Mutual fund investors need to understand ratings to make better judgements about mutual funds they're looking to buy.
Mutual funds, although easy to invest in, can be tricky investment given their vast variety and different fund managers’ skills. Many mutual fund investors rely on Morningstar ratings where funds are rated from one star (bottom 10%) to five stars (top 10%). While it definitely shows who has performed better, the star rating is based on past performance and isn’t the greatest indicator of the future performance of the fund. In fact, many Morningstar Five-Star funds did well because the sector they invest in had a bull run.
Great performance may, indeed, indicate that the sector is overpriced and about to enter a correction.
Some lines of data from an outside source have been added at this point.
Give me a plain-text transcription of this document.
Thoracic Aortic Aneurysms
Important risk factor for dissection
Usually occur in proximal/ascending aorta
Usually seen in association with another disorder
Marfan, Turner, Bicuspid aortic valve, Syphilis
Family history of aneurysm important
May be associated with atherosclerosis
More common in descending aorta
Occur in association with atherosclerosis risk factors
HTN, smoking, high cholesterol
Many outperforming mutual funds who were given Five-Star ratings, and subsequently attracted major contributions, in the following years became underperformers. What then is the use for the star rating? One thing is for sure: One-Star rating may indicate weak management performance, and with so many funds to choose from, it may be better to avoid these funds. Meanwhile, funds with two stars are considered to be underperformers, Three-Star funds to be the average ones, and Four-Star mutual funds are above average performers, with five being the best.
Morningstar ratings performances, as many of the other ratings, have met with criticism as, many claimed, the star ratings do not help greatly when it comes to determining fund’s future performance. In response, Morningstar has introduced another rating on top of the stars. The additional ratings introduce a scale which consists of gold, silver, bronze, neutral, and negative scores. These are analyst expectations as to how well the mutual funds will perform in the longer term. Gold, of course, is the best score.